As iniciativas têm o potencial de gerar 5.346 empregos diretos e fortalecer a infraestrutura logística nacional. Entre os empreendimentos aprovados estão a modernização de terminais no Porto de Santos (SP), com R$ 678,2 milhões, e a implantação de um novo Terminal de Uso Privado no Porto do Pecém (CE), no valor de R$ 795,1 milhões.
Importância estratégica e impacto regional
O secretário executivo do Ministério de Portos e Aeroportos, Tomé Franca, destacou o papel estratégico do Fundo da Marinha Mercante em apoiar projetos que aumentam a capacidade logística do país, gerando emprego, renda e fortalecendo a economia.
Para o secretário nacional de Hidrovias e Navegação, Otto Luiz Burlier, os recursos terão um impacto regional significativo, abrindo espaço para novos negócios e oportunidades. O secretário nacional de Portos, Alex Ávila, ressaltou o caráter estruturante da decisão, que visa elevar a competitividade do Brasil no comércio internacional.
Investimentos em diversas regiões
Além dos projetos em São Paulo e Ceará, os recursos contemplam outras localidades:
- Porto de Paranaguá (PR): Expansão e modernização do terminal PAR-09, com investimento de R$ 1,14 bilhão e previsão de 1.200 empregos diretos.
- Porto do Pecém (CE): Autorizado o Terminal de Uso Privado da Nordeste Logística, com investimento de R$ 795,1 milhões e estimativa de 1.000 empregos diretos.
- Porto de Santana (AP): Investimento de R$ 127,8 milhões para implantação de sistema de armazenagem e expedição.

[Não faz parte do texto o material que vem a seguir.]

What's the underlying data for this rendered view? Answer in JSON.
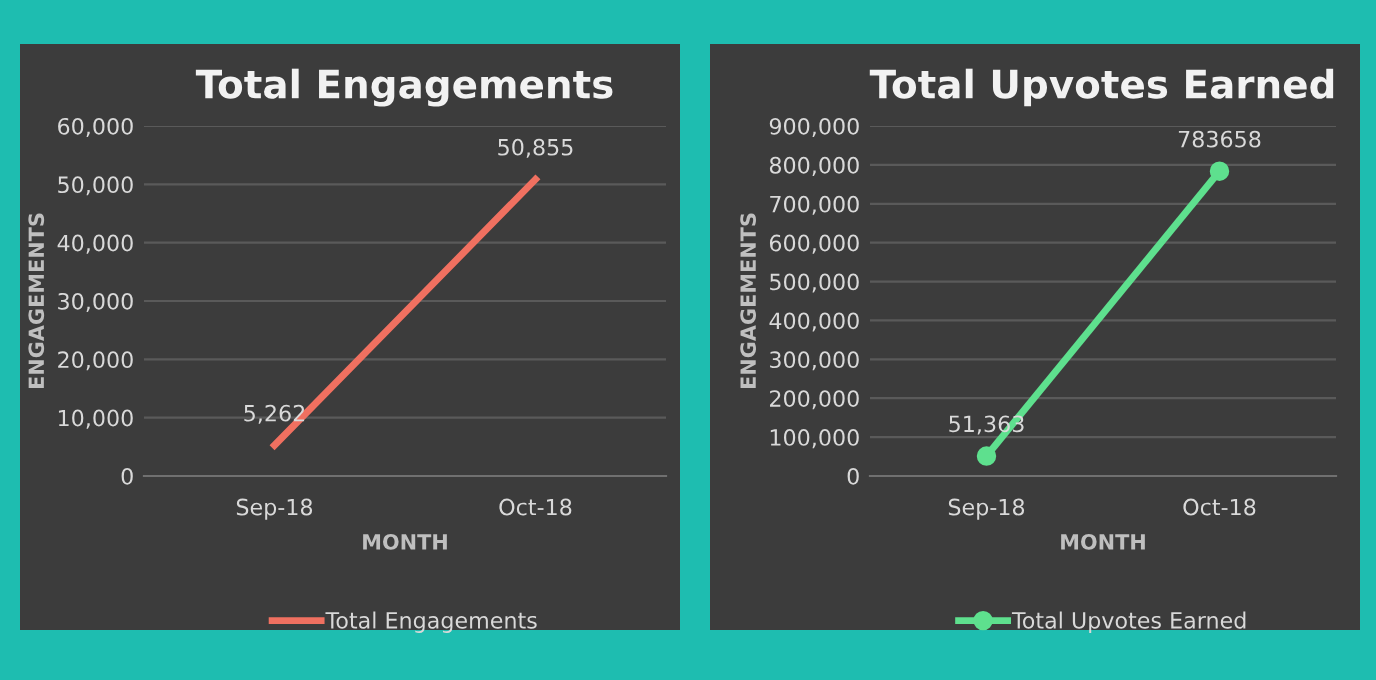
{
  "chart_data": [
    {
      "type": "line",
      "title": "Total Engagements",
      "xlabel": "MONTH",
      "ylabel": "ENGAGEMENTS",
      "categories": [
        "Sep-18",
        "Oct-18"
      ],
      "series": [
        {
          "name": "Total Engagements",
          "color": "#f07060",
          "values": [
            5262,
            50855
          ],
          "value_labels": [
            "5,262",
            "50,855"
          ],
          "marker": "none"
        }
      ],
      "ylim": [
        0,
        60000
      ],
      "yticks": [
        {
          "value": 0,
          "label": "0"
        },
        {
          "value": 10000,
          "label": "10,000"
        },
        {
          "value": 20000,
          "label": "20,000"
        },
        {
          "value": 30000,
          "label": "30,000"
        },
        {
          "value": 40000,
          "label": "40,000"
        },
        {
          "value": 50000,
          "label": "50,000"
        },
        {
          "value": 60000,
          "label": "60,000"
        }
      ],
      "grid": "y",
      "legend": "bottom"
    },
    {
      "type": "line",
      "title": "Total Upvotes Earned",
      "xlabel": "MONTH",
      "ylabel": "ENGAGEMENTS",
      "categories": [
        "Sep-18",
        "Oct-18"
      ],
      "series": [
        {
          "name": "Total Upvotes Earned",
          "color": "#5ee08e",
          "values": [
            51363,
            783658
          ],
          "value_labels": [
            "51,363",
            "783658"
          ],
          "marker": "circle"
        }
      ],
      "ylim": [
        0,
        900000
      ],
      "yticks": [
        {
          "value": 0,
          "label": "0"
        },
        {
          "value": 100000,
          "label": "100,000"
        },
        {
          "value": 200000,
          "label": "200,000"
        },
        {
          "value": 300000,
          "label": "300,000"
        },
        {
          "value": 400000,
          "label": "400,000"
        },
        {
          "value": 500000,
          "label": "500,000"
        },
        {
          "value": 600000,
          "label": "600,000"
        },
        {
          "value": 700000,
          "label": "700,000"
        },
        {
          "value": 800000,
          "label": "800,000"
        },
        {
          "value": 900000,
          "label": "900,000"
        }
      ],
      "grid": "y",
      "legend": "bottom"
    }
  ]
}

- Porto de Aratu (BA): Projetos incluem novos silos e melhorias operacionais e estruturais.
Financiamento e prazos
O Fundo da Marinha Mercante, administrado pelo Ministério de Portos e Aeroportos, apoia projetos de infraestrutura naval e portuária, operando por meio de instituições como BNDES, Banco do Brasil, Banco da Amazônia, Banco do Nordeste e Caixa Econômica Federal. Após a aprovação, os projetos têm até 450 dias para contratar o financiamento, podendo haver prorrogação. O Fundo pode cobrir até 90% do valor dos empreendimentos.